Kaustubh Joshi


Kaustubh was awarded his Masters by Research thesis on the 21st of June 2007.

Download or view thesis.

Chapter 2 reviews the literature and the studies carried out so far in the pursuit of measuring shear bond strength. It also discusses the difficulties in measuring shear bond strength and the various pros and cons of the previously devised methods.
 

Chapter 3 presents the new experimental methods designed in the studies for this thesis and explains the idea behind the design. It also describes the various steps in designing the new experiments and the equipment used. Isotropic handsheets with proper grammages and thickness control were prepared and acid (HCl) exposed to weaken the fibres in the sheet of paper to such an extent that the fibre strength equaled the bond strength of a single fibre-fibre bond. Uniform acid exposure and an arrangement to rapidly remove the acid vapours from the vicinity of the sheet were needed to stop the reaction between the acid and the paper. A new rig was designed for this purpose. Optimum exposure was determined by observing the tensile test fracture line with the help of confocal laser scanning microscopy after different levels of acid exposure. Zero span tensile strengths were used to determine the fibre strength. Fibre width has been measured using the confocal microscopy and image analysis software.


Chapter 4 presents the results generated in the course of the experiments and goes on to discuss the relevance of the results and what how they are used to measure the shear bond strength. The calculated values of the shear bond strength are presented in this chapter: Never dried (29.6 ± 3.3 MPa), once dried (24.7 ± 2.8 MPa) and high temperature dried (19.7 ± 2.2 MPa) Radiata pine pulp, 60% yield.
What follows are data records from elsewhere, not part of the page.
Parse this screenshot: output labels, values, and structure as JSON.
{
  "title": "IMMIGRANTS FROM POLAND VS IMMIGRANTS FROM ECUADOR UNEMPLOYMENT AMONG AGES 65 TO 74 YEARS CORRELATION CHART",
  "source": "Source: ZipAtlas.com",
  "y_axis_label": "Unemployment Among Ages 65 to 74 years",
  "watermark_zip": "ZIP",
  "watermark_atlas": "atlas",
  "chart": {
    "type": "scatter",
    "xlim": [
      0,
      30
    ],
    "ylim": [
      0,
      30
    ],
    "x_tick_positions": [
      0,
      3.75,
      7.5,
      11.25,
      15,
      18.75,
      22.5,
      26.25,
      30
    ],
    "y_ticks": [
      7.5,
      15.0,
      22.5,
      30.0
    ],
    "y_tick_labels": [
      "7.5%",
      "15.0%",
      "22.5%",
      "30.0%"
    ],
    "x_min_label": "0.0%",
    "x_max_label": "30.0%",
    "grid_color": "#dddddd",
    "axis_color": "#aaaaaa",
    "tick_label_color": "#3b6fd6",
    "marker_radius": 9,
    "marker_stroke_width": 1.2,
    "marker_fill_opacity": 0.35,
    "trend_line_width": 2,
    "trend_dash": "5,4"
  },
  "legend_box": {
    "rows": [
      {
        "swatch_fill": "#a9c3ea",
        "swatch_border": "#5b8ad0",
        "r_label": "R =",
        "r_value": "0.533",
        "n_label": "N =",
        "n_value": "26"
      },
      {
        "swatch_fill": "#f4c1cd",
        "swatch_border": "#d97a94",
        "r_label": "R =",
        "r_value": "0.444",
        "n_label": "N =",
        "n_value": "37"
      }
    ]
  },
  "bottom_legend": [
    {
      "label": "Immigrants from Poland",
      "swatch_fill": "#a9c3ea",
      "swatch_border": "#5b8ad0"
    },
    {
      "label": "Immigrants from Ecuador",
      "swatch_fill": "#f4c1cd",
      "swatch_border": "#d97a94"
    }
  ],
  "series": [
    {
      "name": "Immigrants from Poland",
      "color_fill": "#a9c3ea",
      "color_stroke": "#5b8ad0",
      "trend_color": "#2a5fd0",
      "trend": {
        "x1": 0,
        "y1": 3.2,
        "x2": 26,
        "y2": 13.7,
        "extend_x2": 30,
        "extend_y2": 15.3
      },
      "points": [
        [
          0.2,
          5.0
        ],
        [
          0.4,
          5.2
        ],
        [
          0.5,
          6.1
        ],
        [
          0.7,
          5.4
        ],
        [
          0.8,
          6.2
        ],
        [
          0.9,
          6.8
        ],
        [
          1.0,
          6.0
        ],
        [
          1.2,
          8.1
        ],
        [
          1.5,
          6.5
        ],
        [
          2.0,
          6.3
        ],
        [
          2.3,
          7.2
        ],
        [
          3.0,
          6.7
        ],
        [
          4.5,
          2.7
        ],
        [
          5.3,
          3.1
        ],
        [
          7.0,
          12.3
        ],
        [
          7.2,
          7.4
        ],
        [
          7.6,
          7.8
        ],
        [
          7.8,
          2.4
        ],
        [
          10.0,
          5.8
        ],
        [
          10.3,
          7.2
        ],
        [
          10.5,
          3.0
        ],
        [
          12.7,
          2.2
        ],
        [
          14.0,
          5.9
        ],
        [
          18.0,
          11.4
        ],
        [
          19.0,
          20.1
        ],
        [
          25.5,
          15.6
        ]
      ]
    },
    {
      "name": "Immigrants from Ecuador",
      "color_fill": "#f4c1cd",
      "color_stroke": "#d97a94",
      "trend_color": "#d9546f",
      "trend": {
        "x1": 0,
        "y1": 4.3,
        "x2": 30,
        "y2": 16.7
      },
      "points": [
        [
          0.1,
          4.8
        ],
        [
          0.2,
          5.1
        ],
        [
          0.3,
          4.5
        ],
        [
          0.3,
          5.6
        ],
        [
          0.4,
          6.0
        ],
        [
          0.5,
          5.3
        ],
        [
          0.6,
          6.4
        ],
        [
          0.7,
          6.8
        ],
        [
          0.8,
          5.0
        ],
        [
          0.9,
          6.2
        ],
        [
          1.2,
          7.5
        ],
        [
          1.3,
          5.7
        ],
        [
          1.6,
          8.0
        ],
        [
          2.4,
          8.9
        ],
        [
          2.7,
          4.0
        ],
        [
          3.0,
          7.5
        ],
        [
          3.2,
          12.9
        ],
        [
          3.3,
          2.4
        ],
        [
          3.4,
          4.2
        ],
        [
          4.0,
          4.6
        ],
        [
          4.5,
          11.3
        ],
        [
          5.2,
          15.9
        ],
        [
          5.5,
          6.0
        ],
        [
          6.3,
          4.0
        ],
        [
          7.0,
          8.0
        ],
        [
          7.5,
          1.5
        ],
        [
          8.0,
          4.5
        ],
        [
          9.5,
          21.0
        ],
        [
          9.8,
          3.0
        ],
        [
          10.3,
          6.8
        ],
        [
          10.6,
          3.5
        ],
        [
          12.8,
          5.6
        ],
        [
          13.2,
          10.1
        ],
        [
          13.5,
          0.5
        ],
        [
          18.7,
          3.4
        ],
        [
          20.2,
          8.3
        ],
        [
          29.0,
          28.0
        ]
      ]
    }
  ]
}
Chapter 5 presents the conclusions of the studies and recommendations for future work. Bond strength values show that fibres tend to lose shear bond strength after drying and the loss of shear bond strength is much more if the fibres are undergoing a heat treatment for drying. This may be due to the Hornification. Further investigations are needed to determine the cause of shear bond strength  loss and the mechanisms by which it would be possible to reverse the strength loss. A new method to measure the shear bond strength of paper has been established. The bond strength accounts for paper as a network instead of single fibre measurements. The new measurement procedure is also much quicker than previously published procedures.


This thesis is a part of the ongoing studies in the field of paper science and could be used as an input in developing the complete model describing paper mechanical properties.